Lars Peter brought joy with him home, and a happier man than he could hardly be found for miles. He loved his wife for what she was, more sharp than really clever. He admired her for her firmness, and thought her an exceedingly capable woman, and was truly thankful for the children she gave him, for those he was father to—and for Ditte. Perhaps if anything he cared most for her.

Such was Lars Peter's nature that he began where others ended. All his troubles had softened instead of hardening him; his mind involuntarily turned to what was neglected, perhaps it was because of this that people thought nothing throve for him.

His ground was sour and sandy, none but he would think of plowing it. No-one grudged him his wife, and most of the animals he had saved from being killed, on his trips round the farms. He could afford to be happy with his possessions, thinking they were better than what others had. He was jealous of no-one, and no exchange would tempt him.
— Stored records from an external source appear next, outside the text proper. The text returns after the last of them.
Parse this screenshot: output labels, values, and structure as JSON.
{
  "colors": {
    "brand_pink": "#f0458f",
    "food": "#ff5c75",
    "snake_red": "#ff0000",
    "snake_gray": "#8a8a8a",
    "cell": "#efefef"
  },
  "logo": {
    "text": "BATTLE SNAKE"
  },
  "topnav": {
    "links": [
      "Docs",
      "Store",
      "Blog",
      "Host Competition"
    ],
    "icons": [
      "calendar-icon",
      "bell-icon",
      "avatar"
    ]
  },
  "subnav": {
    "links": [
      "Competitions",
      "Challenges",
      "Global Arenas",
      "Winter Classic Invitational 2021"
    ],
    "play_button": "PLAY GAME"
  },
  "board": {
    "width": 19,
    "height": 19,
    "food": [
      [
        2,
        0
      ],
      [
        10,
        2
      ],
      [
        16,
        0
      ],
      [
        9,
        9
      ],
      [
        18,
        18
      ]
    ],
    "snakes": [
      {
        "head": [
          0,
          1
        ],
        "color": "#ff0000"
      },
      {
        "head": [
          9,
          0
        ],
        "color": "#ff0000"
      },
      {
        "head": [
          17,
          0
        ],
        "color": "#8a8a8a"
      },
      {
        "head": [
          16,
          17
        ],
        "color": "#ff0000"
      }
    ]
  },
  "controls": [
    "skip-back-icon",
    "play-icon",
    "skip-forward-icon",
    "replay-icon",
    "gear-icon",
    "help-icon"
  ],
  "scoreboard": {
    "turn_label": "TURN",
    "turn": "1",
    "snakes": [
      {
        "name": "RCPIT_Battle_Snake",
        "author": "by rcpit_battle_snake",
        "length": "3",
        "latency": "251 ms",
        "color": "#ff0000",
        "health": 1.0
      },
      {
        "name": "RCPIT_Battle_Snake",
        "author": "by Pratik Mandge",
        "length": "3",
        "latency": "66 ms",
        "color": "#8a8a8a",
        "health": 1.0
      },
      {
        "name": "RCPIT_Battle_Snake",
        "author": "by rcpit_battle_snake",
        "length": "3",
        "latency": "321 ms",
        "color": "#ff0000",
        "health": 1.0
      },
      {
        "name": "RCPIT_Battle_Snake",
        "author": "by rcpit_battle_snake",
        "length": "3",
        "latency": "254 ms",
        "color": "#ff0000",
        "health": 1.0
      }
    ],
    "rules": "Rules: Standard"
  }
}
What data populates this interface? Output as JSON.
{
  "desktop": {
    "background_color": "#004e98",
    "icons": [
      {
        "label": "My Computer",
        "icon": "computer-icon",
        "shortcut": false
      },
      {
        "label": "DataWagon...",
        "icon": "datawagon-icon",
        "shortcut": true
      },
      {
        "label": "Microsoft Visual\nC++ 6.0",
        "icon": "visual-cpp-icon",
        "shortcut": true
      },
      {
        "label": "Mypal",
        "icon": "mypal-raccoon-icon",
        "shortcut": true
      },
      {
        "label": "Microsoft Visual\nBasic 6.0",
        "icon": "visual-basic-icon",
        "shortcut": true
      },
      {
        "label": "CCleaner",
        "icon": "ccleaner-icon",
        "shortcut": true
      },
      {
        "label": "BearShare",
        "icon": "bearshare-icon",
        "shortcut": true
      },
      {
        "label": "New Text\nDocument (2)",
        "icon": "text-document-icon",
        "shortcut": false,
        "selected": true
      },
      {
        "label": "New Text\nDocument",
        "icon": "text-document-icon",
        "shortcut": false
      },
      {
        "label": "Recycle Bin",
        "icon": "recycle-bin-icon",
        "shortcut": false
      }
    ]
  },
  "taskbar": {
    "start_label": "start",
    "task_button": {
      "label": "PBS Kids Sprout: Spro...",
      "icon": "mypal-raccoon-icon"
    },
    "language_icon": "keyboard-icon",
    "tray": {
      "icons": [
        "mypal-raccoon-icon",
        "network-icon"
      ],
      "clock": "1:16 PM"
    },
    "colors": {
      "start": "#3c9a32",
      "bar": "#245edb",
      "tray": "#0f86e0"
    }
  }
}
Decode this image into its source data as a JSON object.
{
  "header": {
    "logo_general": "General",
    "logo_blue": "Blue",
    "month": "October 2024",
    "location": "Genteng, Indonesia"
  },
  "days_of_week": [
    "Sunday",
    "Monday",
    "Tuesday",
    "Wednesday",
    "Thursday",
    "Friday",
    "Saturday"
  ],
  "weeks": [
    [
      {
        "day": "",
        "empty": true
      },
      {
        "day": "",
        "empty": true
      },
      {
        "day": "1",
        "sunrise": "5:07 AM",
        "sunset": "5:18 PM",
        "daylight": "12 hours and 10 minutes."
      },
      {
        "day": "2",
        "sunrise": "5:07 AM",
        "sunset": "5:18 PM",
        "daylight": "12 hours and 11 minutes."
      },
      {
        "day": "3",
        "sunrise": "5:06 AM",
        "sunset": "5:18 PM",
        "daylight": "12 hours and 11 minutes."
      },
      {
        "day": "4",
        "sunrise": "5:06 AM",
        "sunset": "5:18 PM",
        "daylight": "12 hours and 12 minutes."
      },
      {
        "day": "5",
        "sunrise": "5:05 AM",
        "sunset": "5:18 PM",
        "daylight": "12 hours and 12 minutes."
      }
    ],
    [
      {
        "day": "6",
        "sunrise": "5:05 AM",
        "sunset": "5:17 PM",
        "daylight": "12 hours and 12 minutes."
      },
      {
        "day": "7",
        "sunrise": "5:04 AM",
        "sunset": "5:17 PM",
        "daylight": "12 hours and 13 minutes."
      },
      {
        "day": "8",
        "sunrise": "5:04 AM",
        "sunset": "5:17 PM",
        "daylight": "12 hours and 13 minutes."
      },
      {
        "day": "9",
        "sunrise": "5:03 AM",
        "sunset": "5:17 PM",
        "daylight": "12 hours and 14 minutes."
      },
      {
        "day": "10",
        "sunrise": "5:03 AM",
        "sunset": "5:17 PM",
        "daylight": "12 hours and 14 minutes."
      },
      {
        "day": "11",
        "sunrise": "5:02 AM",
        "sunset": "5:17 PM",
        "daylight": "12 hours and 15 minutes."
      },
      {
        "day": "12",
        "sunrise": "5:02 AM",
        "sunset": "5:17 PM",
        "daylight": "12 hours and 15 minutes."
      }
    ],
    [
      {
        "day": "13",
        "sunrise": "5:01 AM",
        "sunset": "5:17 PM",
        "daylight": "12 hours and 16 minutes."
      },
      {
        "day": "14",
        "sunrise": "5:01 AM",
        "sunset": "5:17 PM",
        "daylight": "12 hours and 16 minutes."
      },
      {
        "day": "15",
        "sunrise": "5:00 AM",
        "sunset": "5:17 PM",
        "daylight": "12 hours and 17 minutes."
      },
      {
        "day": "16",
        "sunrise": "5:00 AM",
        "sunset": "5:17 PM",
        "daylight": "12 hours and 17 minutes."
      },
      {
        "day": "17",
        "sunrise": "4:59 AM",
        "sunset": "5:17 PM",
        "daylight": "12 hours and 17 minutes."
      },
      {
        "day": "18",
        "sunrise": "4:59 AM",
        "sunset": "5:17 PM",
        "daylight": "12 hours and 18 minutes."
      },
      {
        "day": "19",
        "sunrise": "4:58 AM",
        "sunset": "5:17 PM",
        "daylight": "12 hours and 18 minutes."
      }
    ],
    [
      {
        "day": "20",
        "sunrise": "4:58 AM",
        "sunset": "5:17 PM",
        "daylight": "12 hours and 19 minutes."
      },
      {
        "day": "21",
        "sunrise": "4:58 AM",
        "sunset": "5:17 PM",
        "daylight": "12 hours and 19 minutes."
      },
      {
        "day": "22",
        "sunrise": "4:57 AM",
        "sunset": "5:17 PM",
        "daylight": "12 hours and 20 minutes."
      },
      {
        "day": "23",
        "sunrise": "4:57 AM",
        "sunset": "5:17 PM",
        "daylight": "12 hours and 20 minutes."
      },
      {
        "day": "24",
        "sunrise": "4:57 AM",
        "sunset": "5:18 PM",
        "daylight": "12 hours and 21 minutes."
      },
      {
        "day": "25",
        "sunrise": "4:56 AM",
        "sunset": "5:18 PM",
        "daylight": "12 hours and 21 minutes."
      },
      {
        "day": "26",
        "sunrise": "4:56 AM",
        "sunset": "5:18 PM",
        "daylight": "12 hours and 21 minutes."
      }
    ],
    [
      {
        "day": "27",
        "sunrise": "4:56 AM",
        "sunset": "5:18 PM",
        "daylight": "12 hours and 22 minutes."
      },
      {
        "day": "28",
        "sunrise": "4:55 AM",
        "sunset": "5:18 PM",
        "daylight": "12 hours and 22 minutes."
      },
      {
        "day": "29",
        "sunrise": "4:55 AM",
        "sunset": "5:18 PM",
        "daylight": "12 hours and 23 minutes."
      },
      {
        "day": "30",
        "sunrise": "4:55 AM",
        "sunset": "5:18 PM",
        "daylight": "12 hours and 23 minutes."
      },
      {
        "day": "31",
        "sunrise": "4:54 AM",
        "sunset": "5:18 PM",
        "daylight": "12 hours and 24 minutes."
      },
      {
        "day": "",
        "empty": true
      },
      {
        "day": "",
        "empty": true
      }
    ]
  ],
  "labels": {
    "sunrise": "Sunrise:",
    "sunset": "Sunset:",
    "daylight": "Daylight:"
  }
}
On Sundays the horse had to rest, and it would not do either to go on his rounds that day. Therefore Lars Peter would creep up to the hayloft to have a sleep. He would sleep on until late in the afternoon, having had very little during the week, and Ditte had her work cut out to keep the little ones from him; they made as much noise as they possibly could, hoping to waken him so that he might play with them, but Ditte watched carefully, that he had his sleep in peace.

Twice a year they all drove to the market at Hilleröd, on top of the loaded cart. The children were put into the baskets which were stacked in the back of the cart, the brooms hung over the sides, under the seat were baskets of butter and eggs, and in front—under Lars' and Sörine's feet, were a couple of sheep tied up. These were the great events of the year, from which everything was dated.